Kyle 2012-11-13 01:10

AMD64 on Solaris
 
Hi guys,
Since we found out that Linux isn't using the AMD processors and the shared memory efficiently on the machines I use to make P-1, I consider switching to OpenSolaris 11.1.
Does anyone know, how I could make my P-1 on OpenSolaris?

debrouxl 2012-11-17 10:33

What models of AMD processor, chipset and memory sticks ?

Kyle 2012-11-20 11:01

4x AMD Opteron 6176 (4x 12 cores)
AMD SR5690/SR5670/SP5100 Chipset
4x 8x4 Go DDR3 Registered ECC (Quad Channel) ; in theory this should be either Kingston DDR3-1600 or DDR3-1333

debrouxl 2012-11-23 09:54

That's an interesting system :smile:
Which version of the Linux kernel and which distribution, BTW ? Linux powers ~95% of the world's most-powerful super-computers (and people are not necessarily using no-fee Linux distros on them, so the cost advantage does not necessarily hold), so workloads on which Linux does a bad job are supposed to be relatively infrequent.

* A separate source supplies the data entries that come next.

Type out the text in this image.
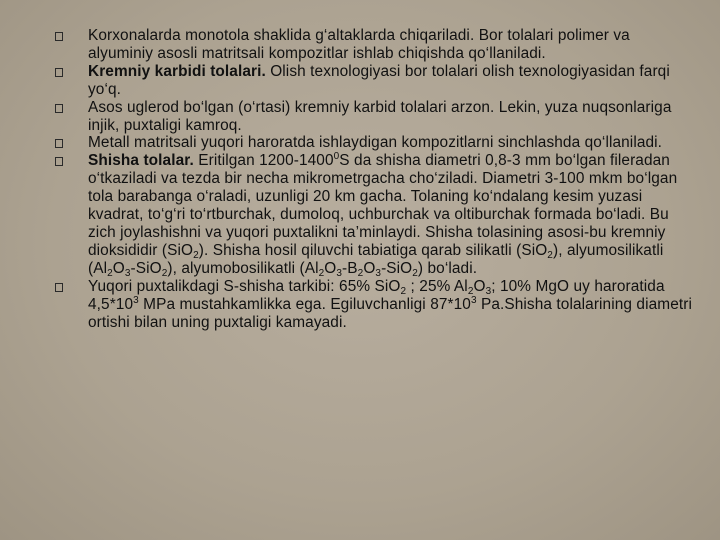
Korxonalarda monotola shaklida g‘altaklarda chiqariladi. Bor tolalari polimer va alyuminiy asosli matritsali kompozitlar ishlab chiqishda qo‘llaniladi.
Kremniy karbidi tolalari. Olish texnologiyasi bor tolalari olish texnologiyasidan farqi yo‘q.
Asos uglerod bo‘lgan (o‘rtasi) kremniy karbid tolalari arzon. Lekin, yuza nuqsonlariga injik, puxtaligi kamroq.
Metall matritsali yuqori haroratda ishlaydigan kompozitlarni sinchlashda qo‘llaniladi.
Shisha tolalar. Eritilgan 1200-1400$^0$S da shisha diametri 0,8-3 mm bo‘lgan fileradan o‘tkaziladi va tezda bir necha mikrometrgacha cho‘ziladi. Diametri 3-100 mkm bo‘lgan tola barabanga o‘raladi, uzunligi 20 km gacha. Tolaning ko‘ndalang kesim yuzasi kvadrat, to‘g‘ri to‘rtburchak, dumoloq, uchburchak va oltiburchak formada bo‘ladi. Bu zich joylashishni va yuqori puxtalikni ta’minlaydi. Shisha tolasining asosi-bu kremniy dioksididir (SiO$_2$). Shisha hosil qiluvchi tabiatiga qarab silikatli (SiO$_2$), alyumosilikatli $(Al_2O_3-SiO_2)$, alyumobosilikatli $(Al_2O_3-B_2O_3-SiO_2)$ bo‘ladi.
Yuqori puxtalikdagi S-shisha tarkibi: 65% SiO$_2$ ; 25% $Al_2O_3$; 10% MgO uy haroratida $4,5*10^3$ MPa mustahkamlikka ega. Egiluvchanligi $87*10^3$ Pa.Shisha tolalarining diametri ortishi bilan uning puxtaligi kamayadi.
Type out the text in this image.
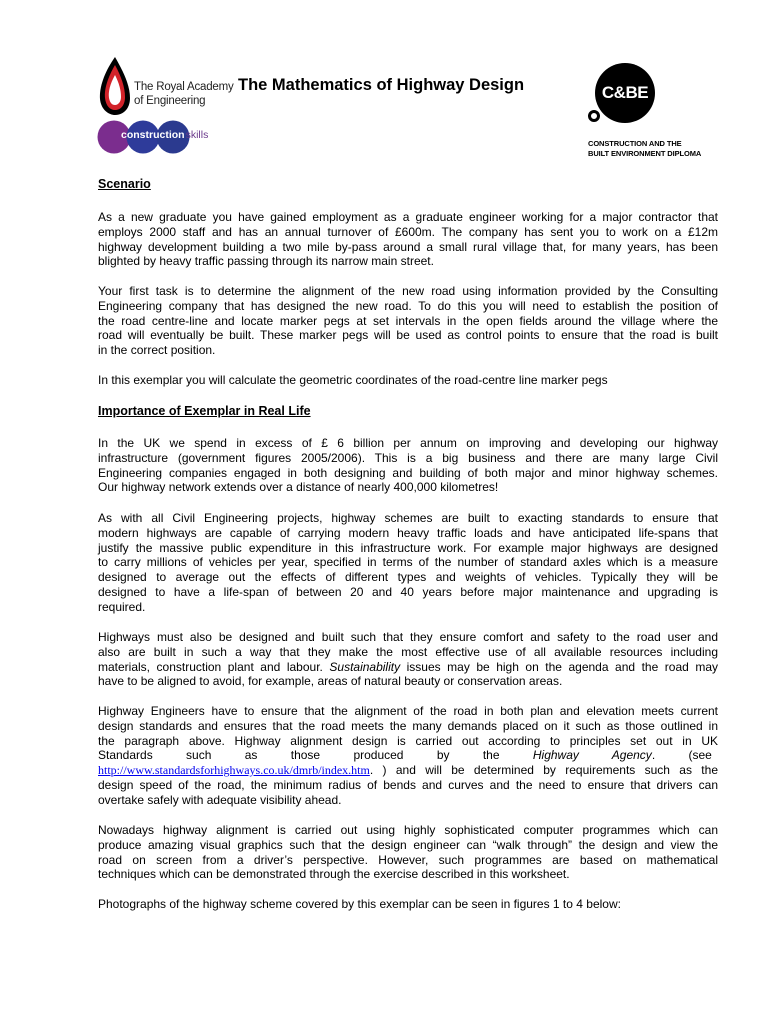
The Royal Academy
of Engineering
constructionskills
The Mathematics of Highway Design	C&BE
CONSTRUCTION AND THE
BUILT ENVIRONMENT DIPLOMA
Scenario
As a new graduate you have gained employment as a graduate engineer working for a major contractor that
employs 2000 staff and has an annual turnover of £600m. The company has sent you to work on a £12m
highway development building a two mile by-pass around a small rural village that, for many years, has been
blighted by heavy traffic passing through its narrow main street.
Your first task is to determine the alignment of the new road using information provided by the Consulting
Engineering company that has designed the new road. To do this you will need to establish the position of
the road centre-line and locate marker pegs at set intervals in the open fields around the village where the
road will eventually be built. These marker pegs will be used as control points to ensure that the road is built
in the correct position.
In this exemplar you will calculate the geometric coordinates of the road-centre line marker pegs
Importance of Exemplar in Real Life
In the UK we spend in excess of £ 6 billion per annum on improving and developing our highway
infrastructure (government figures 2005/2006). This is a big business and there are many large Civil
Engineering companies engaged in both designing and building of both major and minor highway schemes.
Our highway network extends over a distance of nearly 400,000 kilometres!
As with all Civil Engineering projects, highway schemes are built to exacting standards to ensure that
modern highways are capable of carrying modern heavy traffic loads and have anticipated life-spans that
justify the massive public expenditure in this infrastructure work. For example major highways are designed
to carry millions of vehicles per year, specified in terms of the number of standard axles which is a measure
designed to average out the effects of different types and weights of vehicles. Typically they will be
designed to have a life-span of between 20 and 40 years before major maintenance and upgrading is
required.
Highways must also be designed and built such that they ensure comfort and safety to the road user and
also are built in such a way that they make the most effective use of all available resources including
materials, construction plant and labour. Sustainability issues may be high on the agenda and the road may
have to be aligned to avoid, for example, areas of natural beauty or conservation areas.
Highway Engineers have to ensure that the alignment of the road in both plan and elevation meets current
design standards and ensures that the road meets the many demands placed on it such as those outlined in
the paragraph above. Highway alignment design is carried out according to principles set out in UK
Standards          such          as          those          produced          by          the          Highway          Agency.          (see
http://www.standardsforhighways.co.uk/dmrb/index.htm. ) and will be determined by requirements such as the
design speed of the road, the minimum radius of bends and curves and the need to ensure that drivers can
overtake safely with adequate visibility ahead.
Nowadays highway alignment is carried out using highly sophisticated computer programmes which can
produce amazing visual graphics such that the design engineer can “walk through” the design and view the
road on screen from a driver’s perspective. However, such programmes are based on mathematical
techniques which can be demonstrated through the exercise described in this worksheet.
Photographs of the highway scheme covered by this exemplar can be seen in figures 1 to 4 below:
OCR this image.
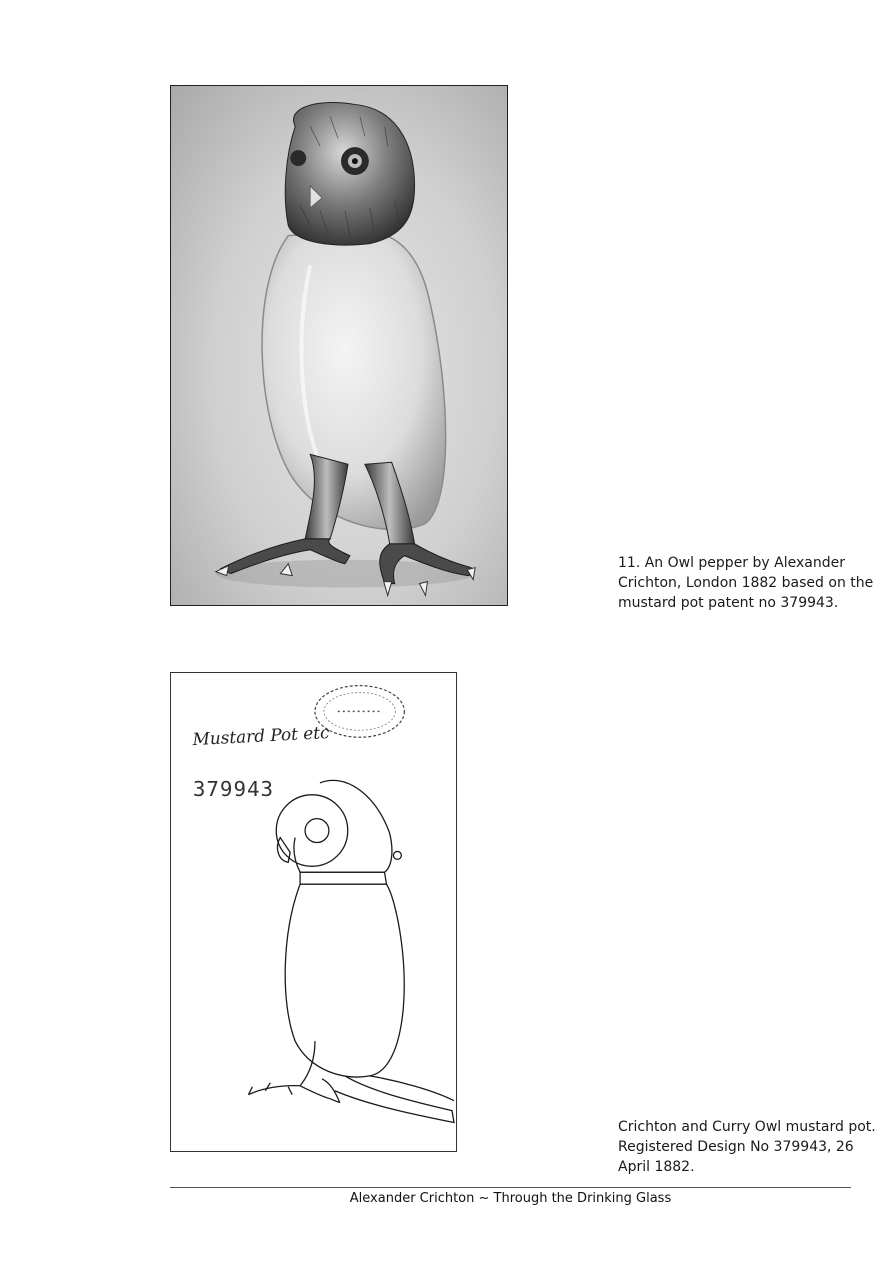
11. An Owl pepper by Alexander Crichton, London 1882 based on the mustard pot patent no 379943.
Mustard Pot etc
379943
Crichton and Curry Owl mustard pot. Registered Design No 379943, 26 April 1882.
Alexander Crichton ~ Through the Drinking Glass
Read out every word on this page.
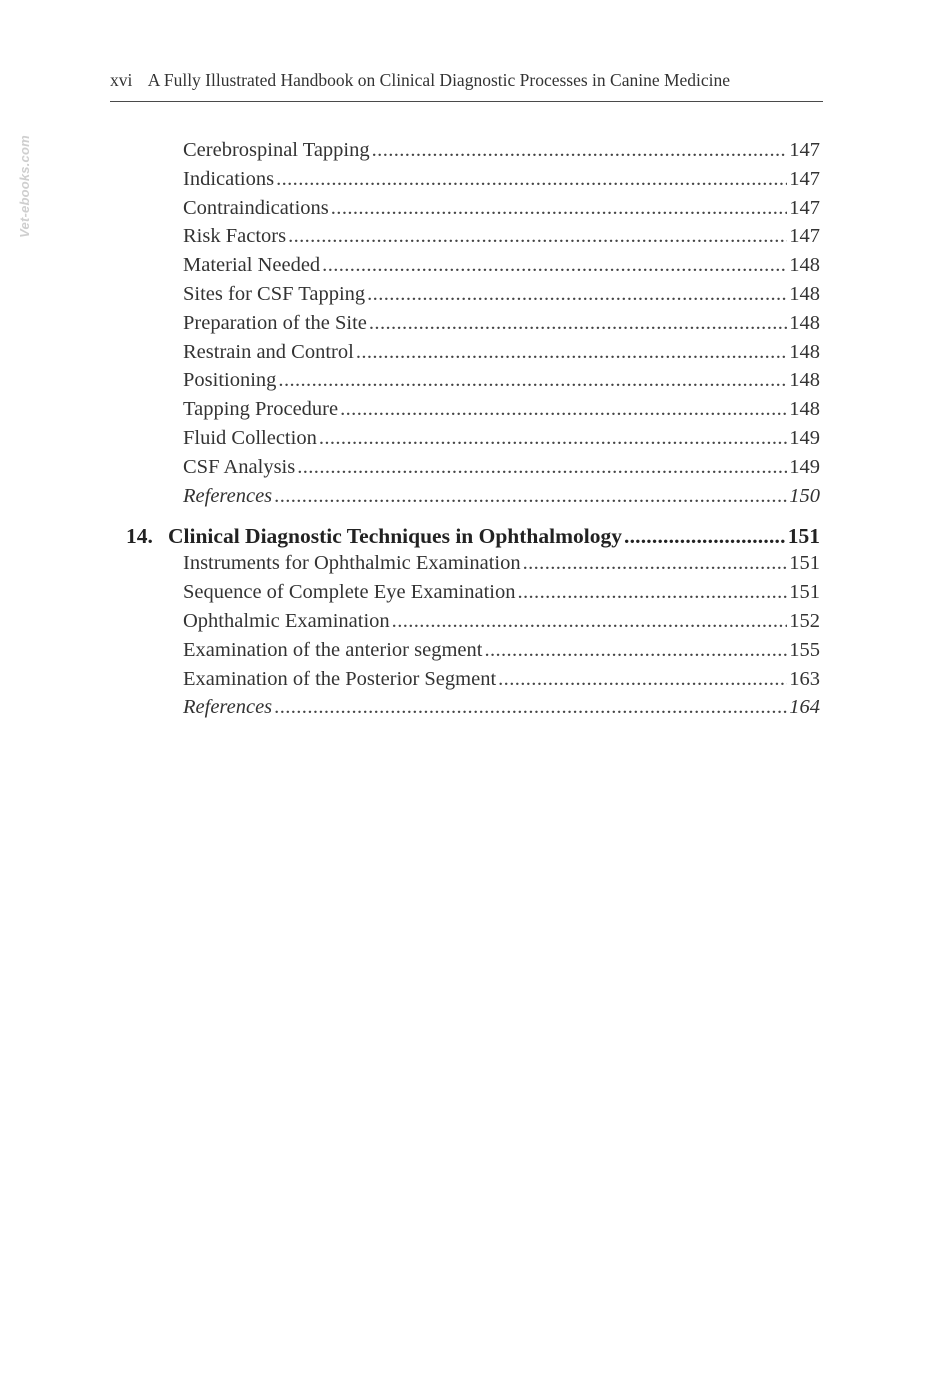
Vet-ebooks.com
xvi A Fully Illustrated Handbook on Clinical Diagnostic Processes in Canine Medicine
Cerebrospinal Tapping .....	147
Indications .....	147
Contraindications .....	147
Risk Factors .....	147
Material Needed .....	148
Sites for CSF Tapping .....	148
Preparation of the Site .....	148
Restrain and Control .....	148
Positioning .....	148
Tapping Procedure .....	148
Fluid Collection .....	149
CSF Analysis .....	149
References .....	150
14. Clinical Diagnostic Techniques in Ophthalmology .....	151
Instruments for Ophthalmic Examination .....	151
Sequence of Complete Eye Examination .....	151
Ophthalmic Examination .....	152
Examination of the anterior segment .....	155
Examination of the Posterior Segment .....	163
References .....	164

Does GMP-ECM build on OpenSolaris ?

Kyle 2012-11-23 11:28

Hey, we are also very suprised that Linux is doing a bad job here (we have a lot a Intel systems working with no problem); but believe me it does.
Kernel version is 2.6.32-131.17.1.el6.x86_64 (SL6.1) but we even tried with 3.2, no changes...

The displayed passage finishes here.